Model Home vs Custom Home. What’s it Going to Cost?

Model Home vs Custom Home. What’s it Going to Cost?

Daydreaming about the perfect home is always fun, but if you’re planning to bring the imagined into reality, it might be time to think about your budget. That home that perfectly fits you, your family, and all those collective needs comes at a price.

Here’s what will affect the price tag.

Model Home vs. Custom Built

The cost of building a home depends on a variety of things, starting with the type of build you do. Custom built homes are typically considerably more expensive than model homes. For example, building a custom home in Calgary or Edmonton costs around $405-860/square foot, whereas a model home costs around $125-185/square foot.[i]

The main reason for this discrepancy is that the materials for model homes are purchased in bulk. Bulk purchases equate to cost savings, especially when compared to the builder that needs to order special marble all the way from Italy. It also takes far less time to build a model home – and therefore costs less in labour – because the construction plan has been optimized over time and teams know exactly what they’re doing.

The ‘model vs. custom’ decision will have the biggest impact on your budget. If you want to design something that no one has ever seen before, the price tag will also be exceptional. If you chose to build based on a model home design, any price fluctuation will depend on the next five factors.

Size & Floorplan

Unsurprisingly, size has the next biggest impact on your home’s price tag. Multiply the average price per square/foot by a larger number – i.e., a second floor, a basement, extra bedrooms, etc. – and the cost goes up.

However, it’s not just about how much space is used, but how it’s used. Architectural designs that are more complex than a typical four-wall abode will drive up prices since unusual layouts require more skilled labour, unique construction techniques, or globally sourced materials. Consider floor-to-ceiling glass windows or large open spaces. Those features pose structural challenges that need to be solved safely and with style, which usually means a few extra structural beams and hours on the job.

Location & Lot

Land – in both location and lot type – is another factor. Location dictates the initial cost to purchase the land and the average cost of labour. A vacant lot in urban or highly coveted areas will be more expensive than a rural one, and bigger metropolitans usually have more expensive labour.

After you’ve picked the area, you’d need to consider the type of lot in question. Is the land sloped? Does it back on to a ravine or lake? Does it have a walkout or amenities close by? Those elements will affect the final price to the home buyer.

Another factor is the building standards that need to be met. Urban areas often have stricter regulations, which may require home builders to add specific features or conduct ecological surveys (i.e., time and money).

Finishes & Upgrades

When you’ve gone so far as to dream a dream, you’re likely going to want finishes that suit the vision. Granite countertops, hardwood floors, expansive windows, great appliances, specific lighting, crown moulding…the list could go on, and it all adds up. To give you an idea, a granite slab can cost up 78% more than a quartz countertop.[i]

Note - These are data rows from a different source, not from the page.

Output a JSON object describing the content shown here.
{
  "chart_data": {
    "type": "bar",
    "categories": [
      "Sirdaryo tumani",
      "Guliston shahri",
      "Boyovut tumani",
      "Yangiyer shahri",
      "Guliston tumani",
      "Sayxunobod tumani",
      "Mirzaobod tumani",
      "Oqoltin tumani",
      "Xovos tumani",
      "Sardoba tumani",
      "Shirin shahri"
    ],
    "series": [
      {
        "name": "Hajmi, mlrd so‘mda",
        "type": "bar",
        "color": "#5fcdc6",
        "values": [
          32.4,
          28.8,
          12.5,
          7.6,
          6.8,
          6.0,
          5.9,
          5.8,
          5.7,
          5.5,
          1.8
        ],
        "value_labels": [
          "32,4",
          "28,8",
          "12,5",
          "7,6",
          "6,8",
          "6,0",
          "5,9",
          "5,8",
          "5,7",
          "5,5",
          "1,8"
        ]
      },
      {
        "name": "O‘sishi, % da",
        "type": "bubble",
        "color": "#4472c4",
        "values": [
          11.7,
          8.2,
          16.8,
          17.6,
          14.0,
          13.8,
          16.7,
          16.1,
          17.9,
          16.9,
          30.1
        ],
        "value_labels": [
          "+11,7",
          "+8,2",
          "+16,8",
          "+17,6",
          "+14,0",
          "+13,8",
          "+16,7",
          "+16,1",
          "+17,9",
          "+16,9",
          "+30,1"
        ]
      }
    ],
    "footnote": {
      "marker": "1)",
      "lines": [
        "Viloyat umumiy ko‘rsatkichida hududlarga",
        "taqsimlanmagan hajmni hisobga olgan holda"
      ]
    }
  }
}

Another consideration is whether the home is subject to restrictive covenants. A homeowners’ association may require a builder to use specific materials to keep the home in sync with its neighbouring lots, and those materials may be more or less expensive than what you had in mind.

Exterior Extras

A patio, fencing, pool, landscaping, playground, or any other outdoor feature is not included in the average square/foot numbers listed above. To give you an idea,

  • A basic inground pool costs between $36,000 to $66,500[i]
  • A 100 ft wood fence costs about $5,800[ii]
  • You can pay anywhere from $3,000 to $15,950 on landscaping for a new home[iii]

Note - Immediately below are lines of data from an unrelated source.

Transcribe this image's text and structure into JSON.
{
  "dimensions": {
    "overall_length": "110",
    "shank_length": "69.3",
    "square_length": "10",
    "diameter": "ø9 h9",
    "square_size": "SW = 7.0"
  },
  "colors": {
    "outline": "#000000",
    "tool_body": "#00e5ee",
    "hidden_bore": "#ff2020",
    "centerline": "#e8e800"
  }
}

Once the land is cleared, permits are obtained and the construction team is ready to go, you can expect to wait about 10 to 16 months before your home is complete (if all goes as planned). Yet, wise folks would know that construction timelines are often held hostage by permit issues, inspections, inclement weather, material shortages, or overly optimistic contractors. That means if you need to have the home finished by a particular deadline, there is a cost associated with turning rain into sunshine and getting material delivered at light speed.

To Customize, or not to Customize

As you can see, customization comes with a price tag. Whether it’s a super custom home or a model home build, any addition or upgrade has a cost associated. Yet, at the end of the day, how priceless is it to live in a place that feels like yours and yours alone?